FCA has published its final rules on extending the SMCR to employees at benchmark administrators. The rules, bespoke to firms that undertake no other regulated activities, take effect from 7 December.
UK-based respondents to FCA’s consultation were happy with the proposals, but non-UK firms were not. These so called “Annex II” firms called for modifications such as categorising all such firms as Limited Scope and restricting application of the Conduct Rules. They were particularly concerned that applying COCON to employees who produce regulated commodity benchmarks with market commentary would create tensions with press freedom. FCA appreciates the issue, but is proceeding anyway.
The new rules:
- will assume all benchmark administrators are Core firms, but they will be able to use the waiver process to move to Limited Scope if they meet certain criteria;
- will require Core firms to apply the SMFs of Chair, Partner, CEO and Executive Director as appropriate and where individuals perform those roles.
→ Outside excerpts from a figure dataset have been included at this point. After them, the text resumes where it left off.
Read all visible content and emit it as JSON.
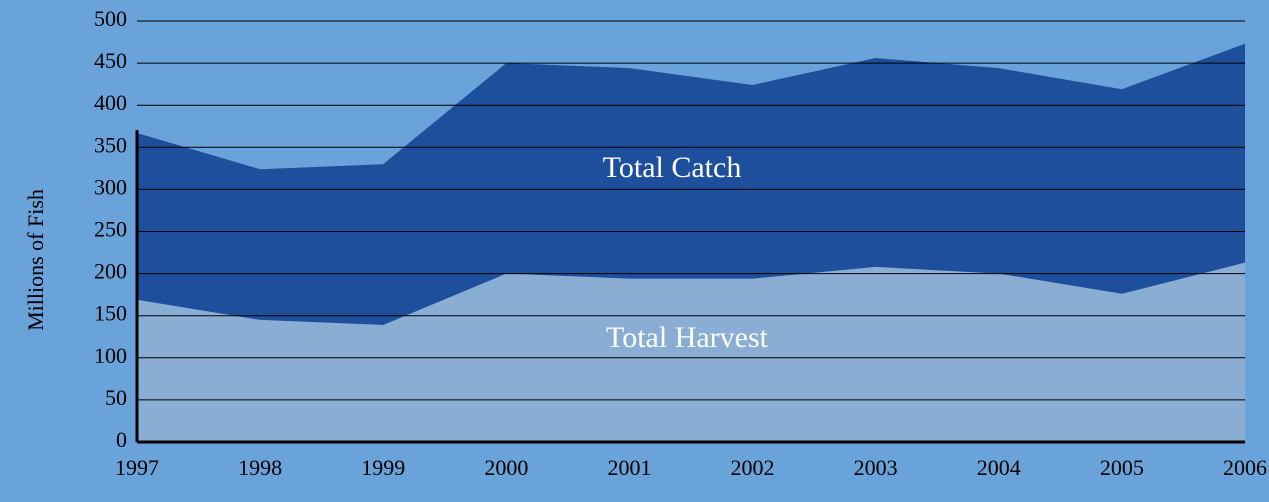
{
  "chart_data": {
    "type": "area",
    "y_label": "Millions of Fish",
    "categories": [
      "1997",
      "1998",
      "1999",
      "2000",
      "2001",
      "2002",
      "2003",
      "2004",
      "2005",
      "2006"
    ],
    "series": [
      {
        "name": "Total Catch",
        "color": "#1d4f9c",
        "values": [
          367,
          324,
          330,
          450,
          444,
          424,
          456,
          444,
          419,
          473
        ]
      },
      {
        "name": "Total Harvest",
        "color": "#8aaed3",
        "values": [
          169,
          145,
          139,
          200,
          194,
          194,
          208,
          200,
          176,
          213
        ]
      }
    ],
    "ylim": [
      0,
      500
    ],
    "yticks": [
      0,
      50,
      100,
      150,
      200,
      250,
      300,
      350,
      400,
      450,
      500
    ],
    "grid": true
  }
}
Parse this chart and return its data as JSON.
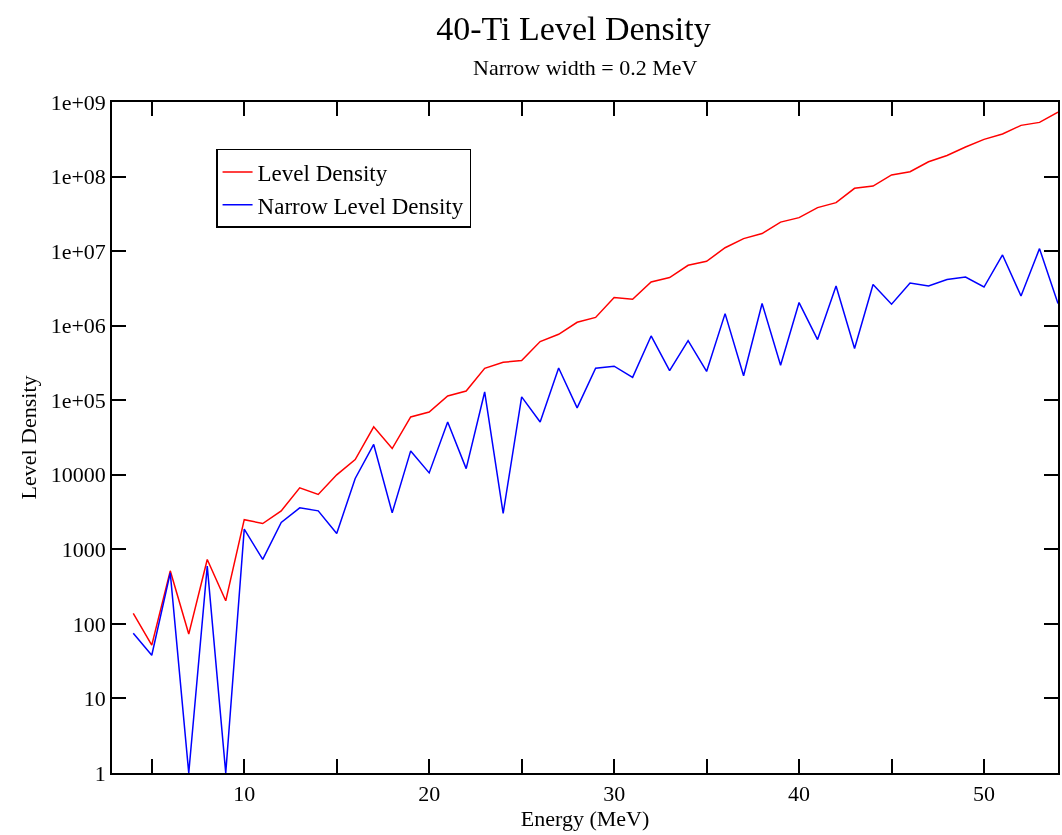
{
  "chart_data": {
    "type": "line",
    "title": "40-Ti Level Density",
    "subtitle": "Narrow width = 0.2 MeV",
    "xlabel": "Energy (MeV)",
    "ylabel": "Level Density",
    "x": [
      4,
      5,
      6,
      7,
      8,
      9,
      10,
      11,
      12,
      13,
      14,
      15,
      16,
      17,
      18,
      19,
      20,
      21,
      22,
      23,
      24,
      25,
      26,
      27,
      28,
      29,
      30,
      31,
      32,
      33,
      34,
      35,
      36,
      37,
      38,
      39,
      40,
      41,
      42,
      43,
      44,
      45,
      46,
      47,
      48,
      49,
      50,
      51,
      52,
      53,
      54
    ],
    "series": [
      {
        "name": "Level Density",
        "color": "#ff0000",
        "values": [
          138,
          52,
          515,
          73,
          730,
          204,
          2500,
          2220,
          3280,
          6680,
          5450,
          9980,
          16000,
          43900,
          22500,
          59700,
          69600,
          114000,
          133000,
          268000,
          323000,
          340000,
          612000,
          767000,
          1110000,
          1290000,
          2380000,
          2260000,
          3850000,
          4420000,
          6450000,
          7300000,
          11100000,
          14700000,
          17200000,
          24500000,
          28100000,
          38300000,
          44700000,
          69500000,
          74600000,
          105000000,
          116000000,
          158000000,
          192000000,
          249000000,
          315000000,
          372000000,
          486000000,
          533000000,
          732000000
        ]
      },
      {
        "name": "Narrow Level Density",
        "color": "#0000ff",
        "values": [
          75,
          38,
          484,
          1,
          596,
          1,
          1870,
          733,
          2290,
          3600,
          3280,
          1630,
          8920,
          25500,
          3090,
          20900,
          10600,
          51000,
          12100,
          129000,
          3030,
          111000,
          51000,
          271000,
          78900,
          268000,
          286000,
          203000,
          728000,
          250000,
          631000,
          243000,
          1450000,
          213000,
          1980000,
          294000,
          2040000,
          651000,
          3400000,
          493000,
          3560000,
          1940000,
          3740000,
          3400000,
          4150000,
          4500000,
          3300000,
          8870000,
          2500000,
          10800000,
          1980000
        ]
      }
    ],
    "log": "y",
    "xlim": [
      2.85,
      54
    ],
    "ylim": [
      1,
      1000000000
    ],
    "xticks": [
      {
        "value": 5,
        "label": null
      },
      10,
      {
        "value": 15,
        "label": null
      },
      20,
      {
        "value": 25,
        "label": null
      },
      30,
      {
        "value": 35,
        "label": null
      },
      40,
      {
        "value": 45,
        "label": null
      },
      50
    ],
    "yticks": [
      1,
      10,
      100,
      1000,
      10000,
      {
        "value": 100000,
        "label": "1e+05"
      },
      {
        "value": 1000000,
        "label": "1e+06"
      },
      {
        "value": 10000000,
        "label": "1e+07"
      },
      {
        "value": 100000000,
        "label": "1e+08"
      },
      {
        "value": 1000000000,
        "label": "1e+09"
      }
    ],
    "legend": "top left",
    "marker": "none",
    "line_style": "solid"
  }
}
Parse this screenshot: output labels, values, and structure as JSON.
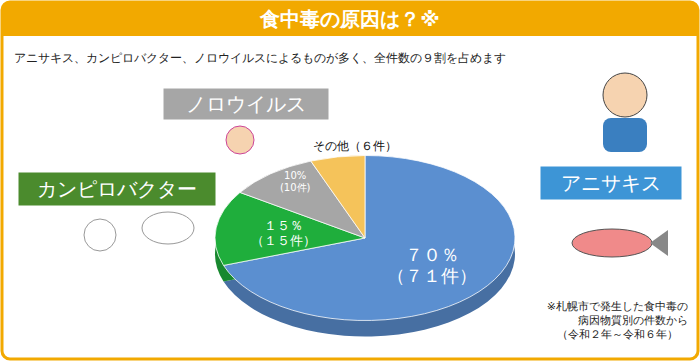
{
  "chart_data": {
    "type": "pie",
    "title": "食中毒の原因は？※",
    "subtitle": "アニサキス、カンピロバクター、ノロウイルスによるものが多く、全件数の９割を占めます",
    "categories": [
      "アニサキス",
      "カンピロバクター",
      "ノロウイルス",
      "その他"
    ],
    "values": [
      71,
      15,
      10,
      6
    ],
    "value_labels": [
      "（７１件）",
      "（１５件）",
      "(10件)",
      "（６件）"
    ],
    "percentages": [
      70,
      15,
      10,
      null
    ],
    "percentage_labels": [
      "７０％",
      "１５％",
      "10%",
      null
    ],
    "colors": [
      "#5b8fd0",
      "#1fae3c",
      "#a6a6a6",
      "#f5c35a"
    ],
    "data_labels": true,
    "note": [
      "※札幌市で発生した食中毒の",
      "病因物質別の件数から",
      "（令和２年～令和６年）"
    ]
  }
}
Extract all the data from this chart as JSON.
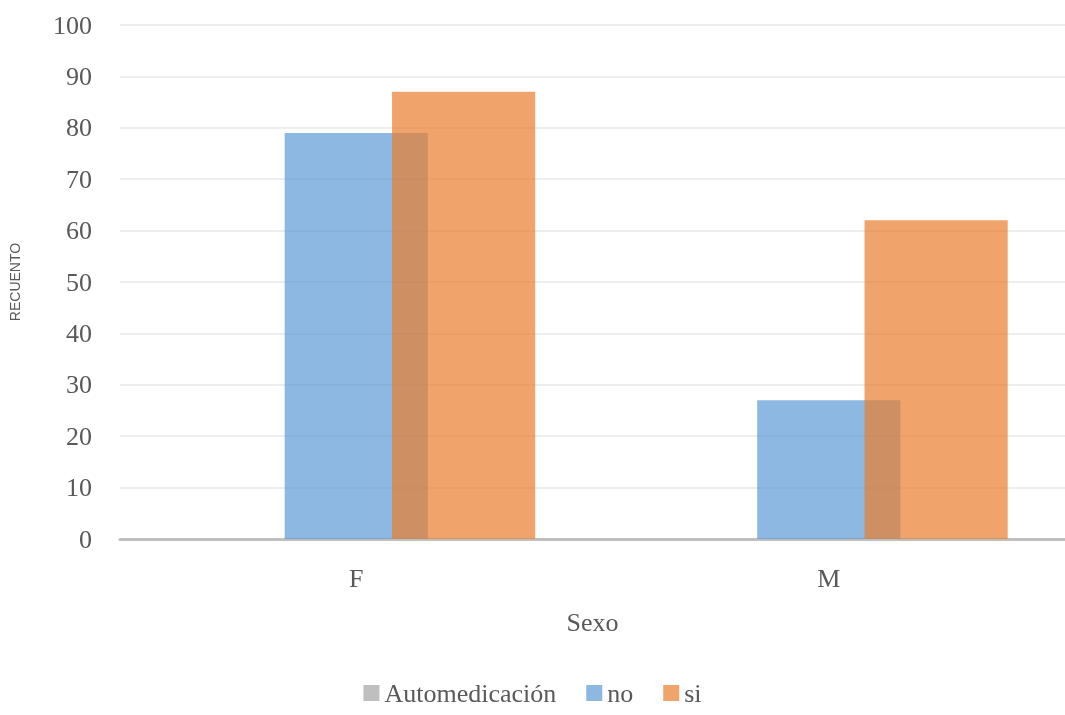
{
  "chart_data": {
    "type": "bar",
    "categories": [
      "F",
      "M"
    ],
    "xlabel": "Sexo",
    "ylabel": "RECUENTO",
    "ylim": [
      0,
      100
    ],
    "yticks": [
      0,
      10,
      20,
      30,
      40,
      50,
      60,
      70,
      80,
      90,
      100
    ],
    "grid": "y",
    "legend": "bottom",
    "series": [
      {
        "name": "Automedicación",
        "color": "#bfbfbf",
        "values": [
          null,
          null
        ]
      },
      {
        "name": "no",
        "color": "#8db8e1",
        "values": [
          79,
          27
        ]
      },
      {
        "name": "si",
        "color": "#f0a46d",
        "values": [
          87,
          62
        ]
      }
    ]
  }
}
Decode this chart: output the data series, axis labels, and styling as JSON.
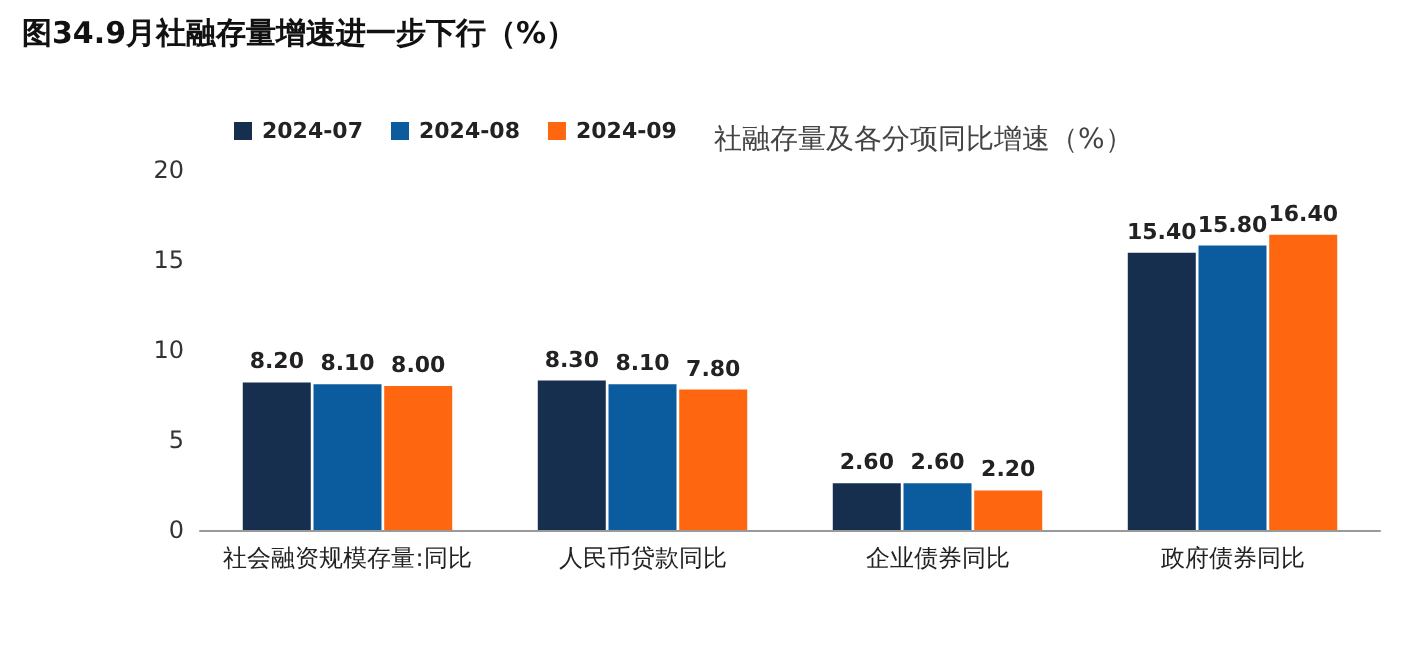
{
  "chart_data": {
    "type": "bar",
    "title": "图34.9月社融存量增速进一步下行（%）",
    "subtitle": "社融存量及各分项同比增速（%）",
    "categories": [
      "社会融资规模存量:同比",
      "人民币贷款同比",
      "企业债券同比",
      "政府债券同比"
    ],
    "series": [
      {
        "name": "2024-07",
        "color": "#172f4f",
        "values": [
          8.2,
          8.3,
          2.6,
          15.4
        ],
        "value_labels": [
          "8.20",
          "8.30",
          "2.60",
          "15.40"
        ]
      },
      {
        "name": "2024-08",
        "color": "#0a5c9e",
        "values": [
          8.1,
          8.1,
          2.6,
          15.8
        ],
        "value_labels": [
          "8.10",
          "8.10",
          "2.60",
          "15.80"
        ]
      },
      {
        "name": "2024-09",
        "color": "#ff6610",
        "values": [
          8.0,
          7.8,
          2.2,
          16.4
        ],
        "value_labels": [
          "8.00",
          "7.80",
          "2.20",
          "16.40"
        ]
      }
    ],
    "ylim": [
      0,
      20
    ],
    "yticks": [
      0,
      5,
      10,
      15,
      20
    ],
    "grid": false,
    "legend": "top left"
  }
}
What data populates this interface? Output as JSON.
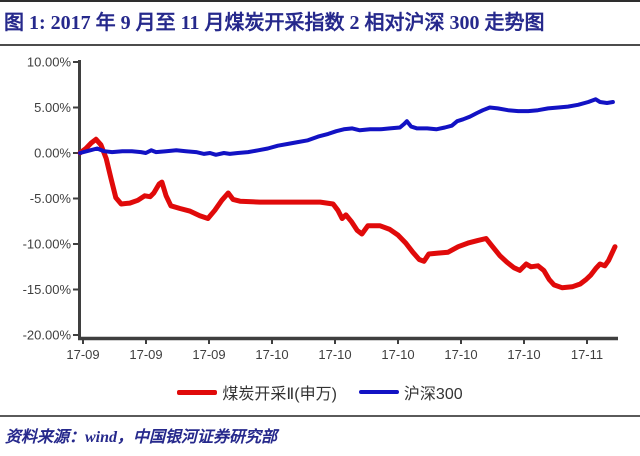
{
  "page": {
    "title": "图 1: 2017 年 9 月至 11 月煤炭开采指数 2 相对沪深 300 走势图",
    "source_note": "资料来源：wind，中国银河证券研究部"
  },
  "colors": {
    "title_text": "#26298c",
    "coal_line": "#e00a0a",
    "csi300_line": "#1212c4",
    "axis": "#3f3f3f"
  },
  "chart_data": {
    "type": "line",
    "title": "2017 年 9 月至 11 月煤炭开采指数 2 相对沪深 300 走势图",
    "xlabel": "",
    "ylabel": "",
    "grid": false,
    "legend_position": "bottom",
    "ylim": [
      -20,
      10
    ],
    "y_ticks": [
      {
        "value": 10,
        "label": "10.00%"
      },
      {
        "value": 5,
        "label": "5.00%"
      },
      {
        "value": 0,
        "label": "0.00%"
      },
      {
        "value": -5,
        "label": "-5.00%"
      },
      {
        "value": -10,
        "label": "-10.00%"
      },
      {
        "value": -15,
        "label": "-15.00%"
      },
      {
        "value": -20,
        "label": "-20.00%"
      }
    ],
    "x_ticks": [
      "17-09",
      "17-09",
      "17-09",
      "17-10",
      "17-10",
      "17-10",
      "17-10",
      "17-10",
      "17-11"
    ],
    "series": [
      {
        "name": "煤炭开采Ⅱ(申万)",
        "color": "#e00a0a",
        "width": 5,
        "points": [
          [
            0.0,
            0.0
          ],
          [
            0.011,
            0.5
          ],
          [
            0.021,
            1.1
          ],
          [
            0.03,
            1.5
          ],
          [
            0.039,
            0.9
          ],
          [
            0.049,
            -0.6
          ],
          [
            0.058,
            -2.8
          ],
          [
            0.067,
            -4.9
          ],
          [
            0.077,
            -5.6
          ],
          [
            0.093,
            -5.5
          ],
          [
            0.108,
            -5.2
          ],
          [
            0.121,
            -4.7
          ],
          [
            0.131,
            -4.8
          ],
          [
            0.138,
            -4.4
          ],
          [
            0.148,
            -3.4
          ],
          [
            0.153,
            -3.2
          ],
          [
            0.161,
            -4.7
          ],
          [
            0.17,
            -5.8
          ],
          [
            0.187,
            -6.1
          ],
          [
            0.206,
            -6.4
          ],
          [
            0.224,
            -6.9
          ],
          [
            0.239,
            -7.2
          ],
          [
            0.252,
            -6.3
          ],
          [
            0.265,
            -5.2
          ],
          [
            0.277,
            -4.4
          ],
          [
            0.286,
            -5.1
          ],
          [
            0.299,
            -5.3
          ],
          [
            0.336,
            -5.4
          ],
          [
            0.393,
            -5.4
          ],
          [
            0.449,
            -5.4
          ],
          [
            0.473,
            -5.6
          ],
          [
            0.482,
            -6.3
          ],
          [
            0.49,
            -7.2
          ],
          [
            0.497,
            -6.8
          ],
          [
            0.507,
            -7.5
          ],
          [
            0.518,
            -8.5
          ],
          [
            0.527,
            -8.9
          ],
          [
            0.538,
            -8.0
          ],
          [
            0.561,
            -8.0
          ],
          [
            0.579,
            -8.4
          ],
          [
            0.594,
            -9.0
          ],
          [
            0.609,
            -9.9
          ],
          [
            0.622,
            -10.9
          ],
          [
            0.634,
            -11.7
          ],
          [
            0.643,
            -11.9
          ],
          [
            0.652,
            -11.1
          ],
          [
            0.669,
            -11.0
          ],
          [
            0.688,
            -10.9
          ],
          [
            0.707,
            -10.3
          ],
          [
            0.725,
            -9.9
          ],
          [
            0.744,
            -9.6
          ],
          [
            0.759,
            -9.4
          ],
          [
            0.77,
            -10.2
          ],
          [
            0.785,
            -11.3
          ],
          [
            0.798,
            -12.0
          ],
          [
            0.811,
            -12.6
          ],
          [
            0.822,
            -12.9
          ],
          [
            0.834,
            -12.2
          ],
          [
            0.843,
            -12.5
          ],
          [
            0.856,
            -12.4
          ],
          [
            0.867,
            -12.9
          ],
          [
            0.877,
            -13.9
          ],
          [
            0.886,
            -14.5
          ],
          [
            0.901,
            -14.8
          ],
          [
            0.92,
            -14.7
          ],
          [
            0.935,
            -14.4
          ],
          [
            0.946,
            -13.9
          ],
          [
            0.955,
            -13.4
          ],
          [
            0.964,
            -12.7
          ],
          [
            0.972,
            -12.2
          ],
          [
            0.981,
            -12.4
          ],
          [
            0.988,
            -11.8
          ],
          [
            1.0,
            -10.3
          ]
        ]
      },
      {
        "name": "沪深300",
        "color": "#1212c4",
        "width": 4,
        "points": [
          [
            0.0,
            0.0
          ],
          [
            0.019,
            0.3
          ],
          [
            0.032,
            0.5
          ],
          [
            0.045,
            0.2
          ],
          [
            0.06,
            0.1
          ],
          [
            0.079,
            0.2
          ],
          [
            0.097,
            0.2
          ],
          [
            0.114,
            0.1
          ],
          [
            0.123,
            0.0
          ],
          [
            0.133,
            0.3
          ],
          [
            0.142,
            0.1
          ],
          [
            0.161,
            0.2
          ],
          [
            0.18,
            0.3
          ],
          [
            0.198,
            0.2
          ],
          [
            0.217,
            0.1
          ],
          [
            0.232,
            -0.1
          ],
          [
            0.243,
            0.0
          ],
          [
            0.254,
            -0.2
          ],
          [
            0.269,
            0.0
          ],
          [
            0.28,
            -0.1
          ],
          [
            0.295,
            0.0
          ],
          [
            0.314,
            0.1
          ],
          [
            0.333,
            0.3
          ],
          [
            0.351,
            0.5
          ],
          [
            0.37,
            0.8
          ],
          [
            0.389,
            1.0
          ],
          [
            0.407,
            1.2
          ],
          [
            0.426,
            1.4
          ],
          [
            0.445,
            1.8
          ],
          [
            0.464,
            2.1
          ],
          [
            0.479,
            2.4
          ],
          [
            0.493,
            2.6
          ],
          [
            0.509,
            2.7
          ],
          [
            0.523,
            2.5
          ],
          [
            0.542,
            2.6
          ],
          [
            0.561,
            2.6
          ],
          [
            0.579,
            2.7
          ],
          [
            0.598,
            2.8
          ],
          [
            0.606,
            3.2
          ],
          [
            0.611,
            3.5
          ],
          [
            0.619,
            2.9
          ],
          [
            0.63,
            2.7
          ],
          [
            0.649,
            2.7
          ],
          [
            0.666,
            2.6
          ],
          [
            0.682,
            2.8
          ],
          [
            0.695,
            3.0
          ],
          [
            0.705,
            3.5
          ],
          [
            0.716,
            3.7
          ],
          [
            0.729,
            4.0
          ],
          [
            0.742,
            4.4
          ],
          [
            0.753,
            4.7
          ],
          [
            0.766,
            5.0
          ],
          [
            0.781,
            4.9
          ],
          [
            0.8,
            4.7
          ],
          [
            0.819,
            4.6
          ],
          [
            0.838,
            4.6
          ],
          [
            0.856,
            4.7
          ],
          [
            0.875,
            4.9
          ],
          [
            0.894,
            5.0
          ],
          [
            0.912,
            5.1
          ],
          [
            0.931,
            5.3
          ],
          [
            0.95,
            5.6
          ],
          [
            0.964,
            5.9
          ],
          [
            0.972,
            5.6
          ],
          [
            0.985,
            5.5
          ],
          [
            0.996,
            5.6
          ]
        ]
      }
    ]
  }
}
Limited Scope firms will just have the SMF29 function. The SMF16 and 17 functions will not be required;
- will require Core firms to allocate 3 prescribed responsibilities – around obligations under the SMR, Conduct Rules and responsibility for financial crime prevention;
- will not apply the Certification Regime to administrators that undertake no other regulated activities;
- will apply the Conduct Rules to all employees except ancillary staff, except for Annex II firms, in relation to whom the rules would apply only in relation to regulated benchmark activities
The effect of this is that, from 7 December, the approved persons regime will apply only to Appointed Representatives.